Isaac Asimov was one of the first science fiction authors to tackle the idea of artificial intelligence, specifically related to robots. He created Asimov’s Three Laws of Robotics, which set the standard in fiction and in actual real life robotic programming for how artificial intelligence should behave. Phillip K. Dick later asked the question of sentience and artificial intelligence with many of his works, particularly “Do Androids Dream of Electric Sheep” where replicants, human looking androids, are used as slave labor off world and banned on Earth. Now writer/director Mark Cheng brings us his take on the subject in his short film Deployment Strategy.
Set only 50 years in the future, Deployment Strategy looks at a number of artificial intelligence related issues through the eyes of a tactical unit (D9 squad) that works for the Department of Homeland Security’s Cybernetics division. Their job is to be the enforcement arm of the government’s efforts to control artificial intelligence and prevent the introduction of dangerous software into artificially intelligent systems.
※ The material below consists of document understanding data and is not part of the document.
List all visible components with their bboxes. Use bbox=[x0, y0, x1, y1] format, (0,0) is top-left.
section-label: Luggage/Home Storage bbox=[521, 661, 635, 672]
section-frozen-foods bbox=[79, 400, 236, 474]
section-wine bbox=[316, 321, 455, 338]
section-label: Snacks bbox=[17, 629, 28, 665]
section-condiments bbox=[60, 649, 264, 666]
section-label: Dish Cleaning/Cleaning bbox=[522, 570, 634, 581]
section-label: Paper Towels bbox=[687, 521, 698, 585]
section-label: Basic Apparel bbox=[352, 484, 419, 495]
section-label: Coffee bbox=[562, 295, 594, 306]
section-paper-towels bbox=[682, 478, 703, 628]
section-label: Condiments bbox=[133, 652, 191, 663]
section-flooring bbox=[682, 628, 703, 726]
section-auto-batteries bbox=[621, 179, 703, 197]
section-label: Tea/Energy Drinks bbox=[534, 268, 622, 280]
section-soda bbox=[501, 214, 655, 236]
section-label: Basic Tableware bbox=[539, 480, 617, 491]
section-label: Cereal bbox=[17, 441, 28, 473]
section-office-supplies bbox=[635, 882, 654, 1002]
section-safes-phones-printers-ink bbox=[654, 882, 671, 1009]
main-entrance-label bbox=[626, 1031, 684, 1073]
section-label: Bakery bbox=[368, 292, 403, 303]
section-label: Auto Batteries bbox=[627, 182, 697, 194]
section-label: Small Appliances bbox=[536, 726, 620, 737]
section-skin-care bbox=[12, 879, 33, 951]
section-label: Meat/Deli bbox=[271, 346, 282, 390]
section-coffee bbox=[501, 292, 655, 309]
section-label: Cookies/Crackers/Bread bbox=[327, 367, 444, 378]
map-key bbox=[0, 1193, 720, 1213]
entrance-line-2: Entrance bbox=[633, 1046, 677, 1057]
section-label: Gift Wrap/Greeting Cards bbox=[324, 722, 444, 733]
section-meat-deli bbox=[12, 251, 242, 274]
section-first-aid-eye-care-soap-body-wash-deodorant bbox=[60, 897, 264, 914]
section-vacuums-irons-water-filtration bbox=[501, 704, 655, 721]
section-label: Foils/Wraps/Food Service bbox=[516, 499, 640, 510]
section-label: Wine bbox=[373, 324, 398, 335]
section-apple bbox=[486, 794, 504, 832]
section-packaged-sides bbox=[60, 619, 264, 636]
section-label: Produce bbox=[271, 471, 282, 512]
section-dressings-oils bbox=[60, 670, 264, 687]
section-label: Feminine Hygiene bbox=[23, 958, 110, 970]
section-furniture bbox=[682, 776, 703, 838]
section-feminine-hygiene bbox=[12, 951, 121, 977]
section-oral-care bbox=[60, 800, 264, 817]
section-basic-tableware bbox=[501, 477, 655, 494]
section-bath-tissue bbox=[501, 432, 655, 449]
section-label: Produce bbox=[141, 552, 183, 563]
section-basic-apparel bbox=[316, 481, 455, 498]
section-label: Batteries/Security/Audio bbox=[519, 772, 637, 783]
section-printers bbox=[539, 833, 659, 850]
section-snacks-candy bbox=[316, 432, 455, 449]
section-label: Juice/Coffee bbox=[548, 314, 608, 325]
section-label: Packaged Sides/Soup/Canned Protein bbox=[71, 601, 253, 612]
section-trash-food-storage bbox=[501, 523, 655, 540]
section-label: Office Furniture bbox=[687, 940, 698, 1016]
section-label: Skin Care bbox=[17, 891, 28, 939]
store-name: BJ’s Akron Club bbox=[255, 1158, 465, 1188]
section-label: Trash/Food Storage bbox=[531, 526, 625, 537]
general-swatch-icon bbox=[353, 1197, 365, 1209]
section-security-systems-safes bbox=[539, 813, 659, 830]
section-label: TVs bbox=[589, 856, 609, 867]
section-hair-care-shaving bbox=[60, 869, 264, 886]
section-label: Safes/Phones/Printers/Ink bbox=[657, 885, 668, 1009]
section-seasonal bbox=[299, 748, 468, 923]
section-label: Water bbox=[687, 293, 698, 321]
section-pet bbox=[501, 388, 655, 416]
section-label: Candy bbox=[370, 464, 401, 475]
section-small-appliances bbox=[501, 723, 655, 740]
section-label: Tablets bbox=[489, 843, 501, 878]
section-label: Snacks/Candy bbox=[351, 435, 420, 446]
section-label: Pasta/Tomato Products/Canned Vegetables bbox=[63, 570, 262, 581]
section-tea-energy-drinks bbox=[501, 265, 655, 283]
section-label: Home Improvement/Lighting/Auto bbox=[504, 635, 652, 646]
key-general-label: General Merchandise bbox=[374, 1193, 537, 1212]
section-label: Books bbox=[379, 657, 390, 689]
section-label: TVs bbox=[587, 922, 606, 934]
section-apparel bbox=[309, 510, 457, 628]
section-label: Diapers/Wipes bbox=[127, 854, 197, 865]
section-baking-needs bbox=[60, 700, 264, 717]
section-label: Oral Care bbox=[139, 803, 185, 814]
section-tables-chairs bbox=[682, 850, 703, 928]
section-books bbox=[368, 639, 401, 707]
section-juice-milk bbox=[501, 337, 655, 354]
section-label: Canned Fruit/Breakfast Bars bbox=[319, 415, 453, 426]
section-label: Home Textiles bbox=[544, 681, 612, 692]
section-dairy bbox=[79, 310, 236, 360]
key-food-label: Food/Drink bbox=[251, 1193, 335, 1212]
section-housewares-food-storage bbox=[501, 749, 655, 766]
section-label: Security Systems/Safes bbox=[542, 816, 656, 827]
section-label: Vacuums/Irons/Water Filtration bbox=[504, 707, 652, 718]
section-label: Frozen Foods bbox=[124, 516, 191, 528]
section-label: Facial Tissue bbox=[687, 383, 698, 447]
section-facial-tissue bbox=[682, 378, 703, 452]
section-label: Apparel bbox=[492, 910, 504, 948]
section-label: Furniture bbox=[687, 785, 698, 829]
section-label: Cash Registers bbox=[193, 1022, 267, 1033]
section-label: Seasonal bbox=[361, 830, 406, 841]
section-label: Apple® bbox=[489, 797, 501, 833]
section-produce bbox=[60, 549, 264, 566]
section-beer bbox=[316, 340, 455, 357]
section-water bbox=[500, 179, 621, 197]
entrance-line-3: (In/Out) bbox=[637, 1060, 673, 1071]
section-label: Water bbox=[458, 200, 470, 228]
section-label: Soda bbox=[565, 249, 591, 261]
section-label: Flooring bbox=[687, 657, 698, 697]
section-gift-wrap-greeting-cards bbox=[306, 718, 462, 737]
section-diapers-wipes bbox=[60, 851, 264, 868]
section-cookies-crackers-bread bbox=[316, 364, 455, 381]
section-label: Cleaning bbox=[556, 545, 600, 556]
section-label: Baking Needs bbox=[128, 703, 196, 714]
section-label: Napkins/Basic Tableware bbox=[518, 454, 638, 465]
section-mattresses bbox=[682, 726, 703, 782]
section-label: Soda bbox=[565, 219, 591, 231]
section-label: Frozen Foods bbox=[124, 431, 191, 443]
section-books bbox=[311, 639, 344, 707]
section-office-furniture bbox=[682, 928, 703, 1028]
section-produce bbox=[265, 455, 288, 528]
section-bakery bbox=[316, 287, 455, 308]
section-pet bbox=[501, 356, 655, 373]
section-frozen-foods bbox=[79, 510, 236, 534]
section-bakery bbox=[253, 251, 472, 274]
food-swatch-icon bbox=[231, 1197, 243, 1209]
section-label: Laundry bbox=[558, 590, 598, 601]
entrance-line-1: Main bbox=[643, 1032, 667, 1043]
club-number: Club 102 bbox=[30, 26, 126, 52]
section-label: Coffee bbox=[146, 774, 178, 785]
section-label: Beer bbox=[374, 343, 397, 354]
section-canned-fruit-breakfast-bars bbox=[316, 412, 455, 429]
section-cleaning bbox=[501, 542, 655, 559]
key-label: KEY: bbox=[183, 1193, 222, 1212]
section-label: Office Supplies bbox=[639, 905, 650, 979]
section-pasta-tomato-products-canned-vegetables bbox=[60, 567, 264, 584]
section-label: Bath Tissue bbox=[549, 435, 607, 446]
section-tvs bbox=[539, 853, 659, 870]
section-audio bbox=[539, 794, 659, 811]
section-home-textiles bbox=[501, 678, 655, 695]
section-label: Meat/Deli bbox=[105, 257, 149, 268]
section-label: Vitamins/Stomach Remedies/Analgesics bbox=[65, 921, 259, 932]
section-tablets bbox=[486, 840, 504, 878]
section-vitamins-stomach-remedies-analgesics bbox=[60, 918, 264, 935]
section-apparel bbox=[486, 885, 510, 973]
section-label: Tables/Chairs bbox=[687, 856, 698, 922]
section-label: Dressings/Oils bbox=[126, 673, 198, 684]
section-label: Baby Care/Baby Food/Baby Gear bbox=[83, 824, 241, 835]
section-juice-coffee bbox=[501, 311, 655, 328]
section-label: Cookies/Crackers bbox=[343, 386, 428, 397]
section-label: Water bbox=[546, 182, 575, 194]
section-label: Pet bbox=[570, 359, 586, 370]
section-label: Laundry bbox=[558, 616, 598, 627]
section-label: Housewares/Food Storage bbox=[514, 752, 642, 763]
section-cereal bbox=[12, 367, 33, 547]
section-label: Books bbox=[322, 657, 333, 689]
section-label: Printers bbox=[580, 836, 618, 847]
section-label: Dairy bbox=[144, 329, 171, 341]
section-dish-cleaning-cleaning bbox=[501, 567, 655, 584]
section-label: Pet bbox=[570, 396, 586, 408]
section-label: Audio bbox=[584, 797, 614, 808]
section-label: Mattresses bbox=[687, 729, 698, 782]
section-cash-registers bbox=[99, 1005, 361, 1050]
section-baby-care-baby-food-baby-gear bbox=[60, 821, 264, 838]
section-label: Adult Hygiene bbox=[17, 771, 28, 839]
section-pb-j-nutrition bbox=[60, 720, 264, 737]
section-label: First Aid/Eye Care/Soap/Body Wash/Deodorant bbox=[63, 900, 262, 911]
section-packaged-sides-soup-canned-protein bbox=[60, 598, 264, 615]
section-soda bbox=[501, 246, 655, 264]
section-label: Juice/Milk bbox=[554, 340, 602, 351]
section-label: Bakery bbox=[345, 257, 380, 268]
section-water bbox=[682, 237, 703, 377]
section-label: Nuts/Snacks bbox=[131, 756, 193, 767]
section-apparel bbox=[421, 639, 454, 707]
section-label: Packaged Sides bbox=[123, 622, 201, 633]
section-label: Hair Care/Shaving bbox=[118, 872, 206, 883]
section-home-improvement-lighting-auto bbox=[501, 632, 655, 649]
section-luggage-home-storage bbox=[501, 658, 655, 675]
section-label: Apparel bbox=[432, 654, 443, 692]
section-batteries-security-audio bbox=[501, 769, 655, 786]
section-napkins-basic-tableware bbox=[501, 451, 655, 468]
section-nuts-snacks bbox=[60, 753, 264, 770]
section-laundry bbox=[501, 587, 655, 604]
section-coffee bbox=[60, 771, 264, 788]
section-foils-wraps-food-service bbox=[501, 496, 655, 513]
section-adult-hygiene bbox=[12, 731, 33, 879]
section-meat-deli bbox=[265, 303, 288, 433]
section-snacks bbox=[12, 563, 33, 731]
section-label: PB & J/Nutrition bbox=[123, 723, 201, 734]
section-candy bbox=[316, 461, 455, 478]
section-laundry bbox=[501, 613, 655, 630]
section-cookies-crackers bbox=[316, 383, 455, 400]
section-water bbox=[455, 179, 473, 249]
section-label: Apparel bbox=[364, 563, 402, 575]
Although a short film, Cheng still manages to bring out a number of questions that are today only academic, but promise to be real in the not too distant future.
What rights do artificially intelligent beings have? If humans are cybernetically altered, at what point do they stop being human? Not to mention the overriding question of what is mankind’s role in this as creator of self aware technology?
Deployment Strategy is an intelligent and fun film to watch. Cheng uses CGI effects well in the film to help create the feel of a world 50 years in the future, but don’t worry there are plenty of traditional effects as well during the fight sequences. In particular look for the one of the most thorough head bashings in recent years as an android literally pounds a man’s head to mush. Another strong point of the film is the dialogue, which is quick and realistic. Deployment Strategy also features a number of strong performances including Nathan Faudree as the self assured team leader, Major Huron and Rey Oliver Bune as Lee, the computer psychologist.
The biggest problem with the film is its length. At 30 minutes long it is hard for the characters, although well acted, to move beyond being two dimensional. It would be nice to see this story developed into a feature length film to help resolve some of the plot and character development issues that are inherent with a short film such as this. If you have the chance, take 30 minutes or so out of your life and watch Deployment Strategy, true sci-fi buffs won’t be disappointed and those not into sci-fi may find themselves surprised by a smart and well made feature.